Today, Google rolled out yet another product into their communications sphere called Duo—a mobile Video calling app. This is in addition to launching Allo, an app geared to replace the SMS feature of Hangouts. This event prompted me to take a look back and realize Hangouts is dying.
Google Talk launched 12 years ago. After rebranding with the most inopportune name, ‘Hangouts,’ and implementing true cross-platform compatibility, Google Hangouts became THE gold standard for free IM communication products. Sadly, things look a little different when you add Google Voice, Gmail Browser Integration, and Text Messaging on mobile devices, as well as constant slew of changes to the mix.
When Hangouts launched, it was branded as a ‘Suite’ of tools—IM, Group Chat, Voice and Video calling, PSTN calling, even SMS support was added on mobile devices. If you were to say this effort is an excellent strategy to build the Hangouts empire, everyone in the room would just nod and move on.
Enter 2 years ago, when for whatever reason Hangouts becomes an unloved stepchild and starts loosing features: Gmail Integration in browser, SMS, Hangouts on Air, Android Widgets have been neutered or killed off. One striking example was the forceful introduction of Hangouts as the SMS ‘default app’ on Android and the complete reversal within 18 months. Keep in mind that by default, Google enables auto update on their apps and thus in practical terms many people literally had to re-learn how to send text messages from their mobile phones in order to comply with Google’s product lifecycle ‘strategy.’
Luckily the update cycle on Google Apps geared for businesses is not as draconian; you can think of these as an LTS version. You could just as easily say this only underlines how inexplicably convoluted the portfolio is to manage.

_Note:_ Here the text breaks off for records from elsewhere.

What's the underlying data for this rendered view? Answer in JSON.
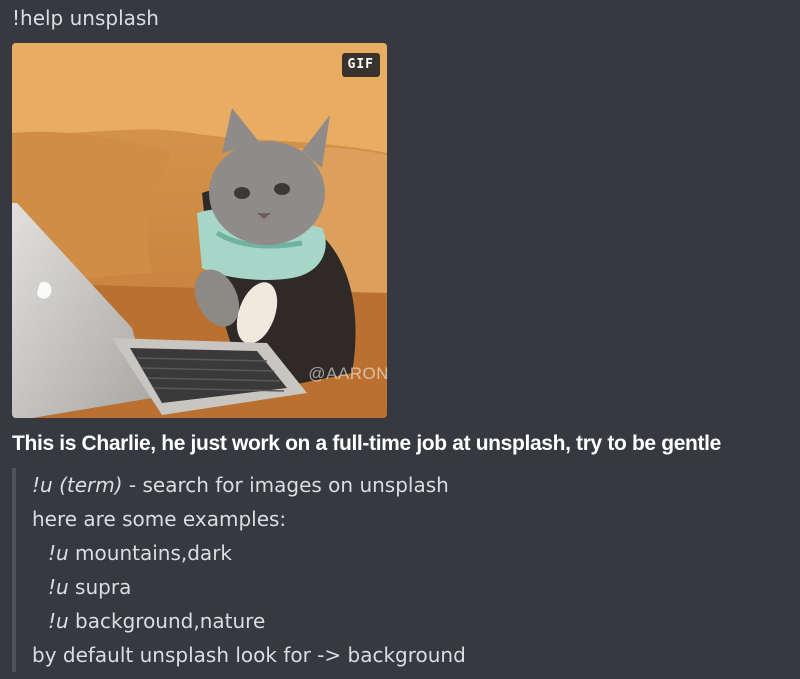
{
  "message": {
    "command_text": "!help unsplash",
    "attachment": {
      "badge": "GIF",
      "watermark": "@AARON"
    },
    "headline": "This is Charlie, he just work on a full-time job at unsplash, try to be gentle",
    "help": {
      "usage": {
        "cmd": "!u",
        "term": "(term)",
        "desc": " - search for images on unsplash"
      },
      "examples_intro": "here are some examples:",
      "examples": [
        {
          "cmd": "!u",
          "arg": " mountains,dark"
        },
        {
          "cmd": "!u",
          "arg": " supra"
        },
        {
          "cmd": "!u",
          "arg": " background,nature"
        }
      ],
      "default_note": "by default unsplash look for -> background"
    }
  },
  "colors": {
    "background": "#36393f",
    "text": "#dcddde",
    "headline": "#ffffff",
    "quote_bar": "#4f545c"
  }
}
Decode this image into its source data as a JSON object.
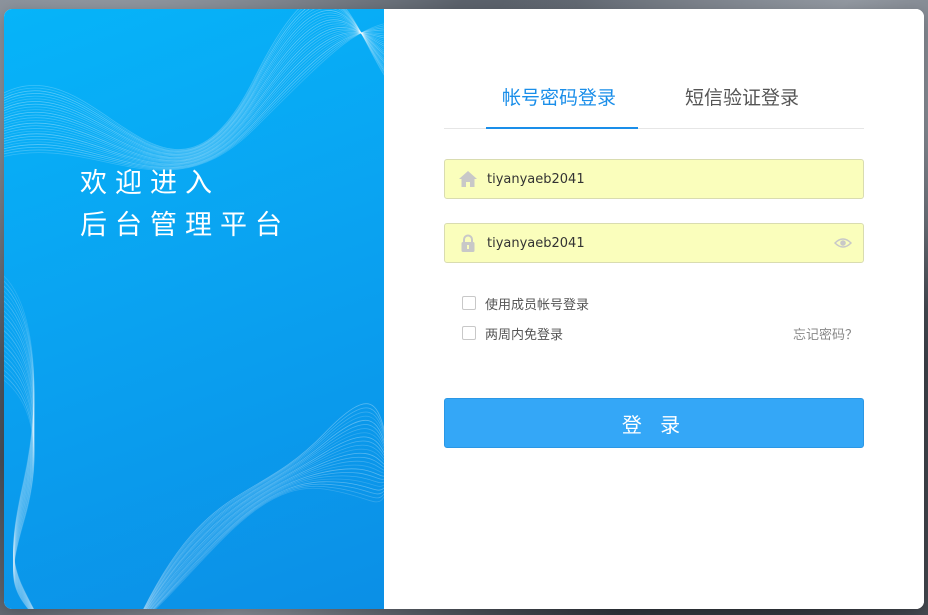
{
  "welcome": {
    "line1": "欢迎进入",
    "line2": "后台管理平台"
  },
  "tabs": [
    {
      "label": "帐号密码登录",
      "active": true
    },
    {
      "label": "短信验证登录",
      "active": false
    }
  ],
  "username": {
    "value": "tiyanyaeb2041",
    "icon": "home-icon"
  },
  "password": {
    "value": "tiyanyaeb2041",
    "icon": "lock-icon",
    "toggle_icon": "eye-icon"
  },
  "options": {
    "member_login": "使用成员帐号登录",
    "remember": "两周内免登录",
    "forgot": "忘记密码？"
  },
  "login_button": "登 录",
  "colors": {
    "accent": "#1a8ee9",
    "button": "#34a7f7",
    "panel_gradient_start": "#06b4f9",
    "panel_gradient_end": "#0b8fe6",
    "autofill": "#fafebc"
  }
}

As far as personal use goes, at some point we do have to make a comparison to Apple. Aside from the walled garden approach, which I personally can’t accept, the user experience with iMessage & FaceTime is VASTLY superior. You can literally pick up an Iphone 3GS from 7 years ago and it integrates perfectly with the latest iteration of the communication apps Apple provides. I know, I still have one and it works.
Am I going to replace all my computing devices with Apple? Sure won’t, but that doesn’t mean I don’t want to. When the alternative is to constantly re-evaluate my communication platform with what Google’s developers want—you can see how this gets tiresome quickly.
There is no happy ending here, the Hangouts you know and love, is getting torn apart. We don’t know why it’s happening but we will miss it.